The ability of follicular helper T cells to drive antibody production by B lymphocytes is tightly regulated by T follicular regulatory cells3,4,5. Accumulating evidence has implicated dysregulated follicular helper and regulatory T cell interactions in the generation of auto antibodies by B lymphocytes. We and others have shown that SOCS1 is critical for the stability of Foxp3+ Tregs under inflammatory conditions12,30, but a specific role in follicular regulatory T cells has not been explored to date. In this manuscript we shown that SOCS1 KIR treatment increased Foxp3 expression in both splenic and follicular Tregs, which is consistent with our previous studies showing that peritoneal administration of SOCS1-KIR can stabilize the Foxp3+ Treg population and facilitate the production of immunomodulatory cytokines12,14,28. We also observed decreased germinal center B cells and anti-dsDNA IgG production in mice treated with SOCS1-KIR mimetic peptides. Future work will assess the ability of SOCS1-KIR mimetic peptides to modulate marginal cell B cells, as they are also a relevant B cell population in MRL/lpr mice70,71. Notably, our renal results are supported by a previous paper which showed that peritoneal injection of SOCS1-KIR peptide abated renal pathology in a rodent model of type 2 diabetes72. The difference in effects between the monomer and dimeric variants could be due to increased valency of dimer while monomer being smaller and having better flexibility. However, further studies would have to be done to elaborate exact mechanistic differences between the peptide variants.

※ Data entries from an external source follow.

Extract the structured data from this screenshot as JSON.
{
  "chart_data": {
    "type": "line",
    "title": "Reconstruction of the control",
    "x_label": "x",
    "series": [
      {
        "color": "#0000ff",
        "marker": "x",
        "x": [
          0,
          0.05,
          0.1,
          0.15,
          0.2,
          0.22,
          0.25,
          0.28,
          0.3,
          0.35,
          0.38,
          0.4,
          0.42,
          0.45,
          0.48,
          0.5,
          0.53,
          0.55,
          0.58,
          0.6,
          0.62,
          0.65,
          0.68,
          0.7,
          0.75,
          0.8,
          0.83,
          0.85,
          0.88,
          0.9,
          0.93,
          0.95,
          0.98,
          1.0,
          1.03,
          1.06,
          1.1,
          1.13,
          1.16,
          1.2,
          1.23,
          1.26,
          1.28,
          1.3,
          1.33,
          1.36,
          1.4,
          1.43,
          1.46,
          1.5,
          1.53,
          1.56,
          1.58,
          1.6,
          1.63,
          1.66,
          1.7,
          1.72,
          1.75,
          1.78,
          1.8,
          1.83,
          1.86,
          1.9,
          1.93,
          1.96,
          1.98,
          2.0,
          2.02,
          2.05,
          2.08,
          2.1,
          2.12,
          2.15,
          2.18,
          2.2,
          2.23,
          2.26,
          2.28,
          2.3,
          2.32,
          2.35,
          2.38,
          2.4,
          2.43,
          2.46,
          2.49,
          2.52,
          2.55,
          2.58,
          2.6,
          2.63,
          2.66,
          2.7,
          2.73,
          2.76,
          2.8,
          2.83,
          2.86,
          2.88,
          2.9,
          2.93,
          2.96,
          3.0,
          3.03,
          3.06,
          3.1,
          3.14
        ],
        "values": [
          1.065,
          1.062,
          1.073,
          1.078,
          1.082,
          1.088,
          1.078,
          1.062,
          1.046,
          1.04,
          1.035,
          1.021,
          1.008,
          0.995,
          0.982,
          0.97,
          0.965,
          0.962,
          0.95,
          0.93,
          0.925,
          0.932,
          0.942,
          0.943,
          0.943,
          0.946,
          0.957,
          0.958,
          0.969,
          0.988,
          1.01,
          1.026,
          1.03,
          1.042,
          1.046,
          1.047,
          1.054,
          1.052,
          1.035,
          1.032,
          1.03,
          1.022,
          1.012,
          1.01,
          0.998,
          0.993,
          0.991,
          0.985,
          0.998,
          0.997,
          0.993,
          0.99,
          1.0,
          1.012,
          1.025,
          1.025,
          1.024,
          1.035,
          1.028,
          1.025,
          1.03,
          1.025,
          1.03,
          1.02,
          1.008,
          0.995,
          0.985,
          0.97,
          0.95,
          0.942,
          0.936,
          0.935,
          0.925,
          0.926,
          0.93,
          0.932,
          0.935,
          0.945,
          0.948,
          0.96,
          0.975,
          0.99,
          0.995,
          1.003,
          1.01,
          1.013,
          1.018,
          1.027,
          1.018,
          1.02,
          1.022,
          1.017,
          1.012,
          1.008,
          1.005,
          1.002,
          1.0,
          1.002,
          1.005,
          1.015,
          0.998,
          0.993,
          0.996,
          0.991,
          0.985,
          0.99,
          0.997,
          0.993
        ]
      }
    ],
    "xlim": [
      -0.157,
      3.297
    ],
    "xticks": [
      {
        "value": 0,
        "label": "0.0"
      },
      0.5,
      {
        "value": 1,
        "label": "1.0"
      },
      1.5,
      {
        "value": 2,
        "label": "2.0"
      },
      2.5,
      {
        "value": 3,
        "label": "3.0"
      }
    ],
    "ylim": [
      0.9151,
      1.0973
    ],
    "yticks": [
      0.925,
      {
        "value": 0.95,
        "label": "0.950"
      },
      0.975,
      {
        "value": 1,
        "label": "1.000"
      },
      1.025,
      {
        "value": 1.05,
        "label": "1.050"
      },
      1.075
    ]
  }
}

There has been reluctance to pursue therapeutic peptide use for the treatment of auto-inflammatory diseases by the pharmaceutical industry because of high degradation rates, poor target site delivery, and low stability73. However, therapeutic peptide use has been shown advantageous as they can be highly specific, safe, and well tolerated by humans. Peritoneal injected SOCS1-KIR has previously shown peak levels within the serum and plasma of injected animals around 6 h with effective clearance at 18 h74. The SOCS1-KIR mimetic peptide has a palmitoyl group facilitating intracellular delivery into target cells, thereby possessing a mechanism of action that is distinct to that of decoy receptors or antibodies that act extracellularly. It is therefore tempting to speculate that intracellular-targeting SOCS1-KIR peptides could be used in combination with other biologics or steroids, potentially lowering the effective dose and/or toxicity. This study extends our understanding of the use of SOCS mimetic peptides in the treatment of inflammatory disease by showing the regulation of lymphocytes and amelioration of lupus-associated pathologies. Our current study, combined with previous work, suggests that the use of peptide mimetics of SOCS proteins should be evaluated as a therapeutic strategy for the treatment of human autoimmune diseases.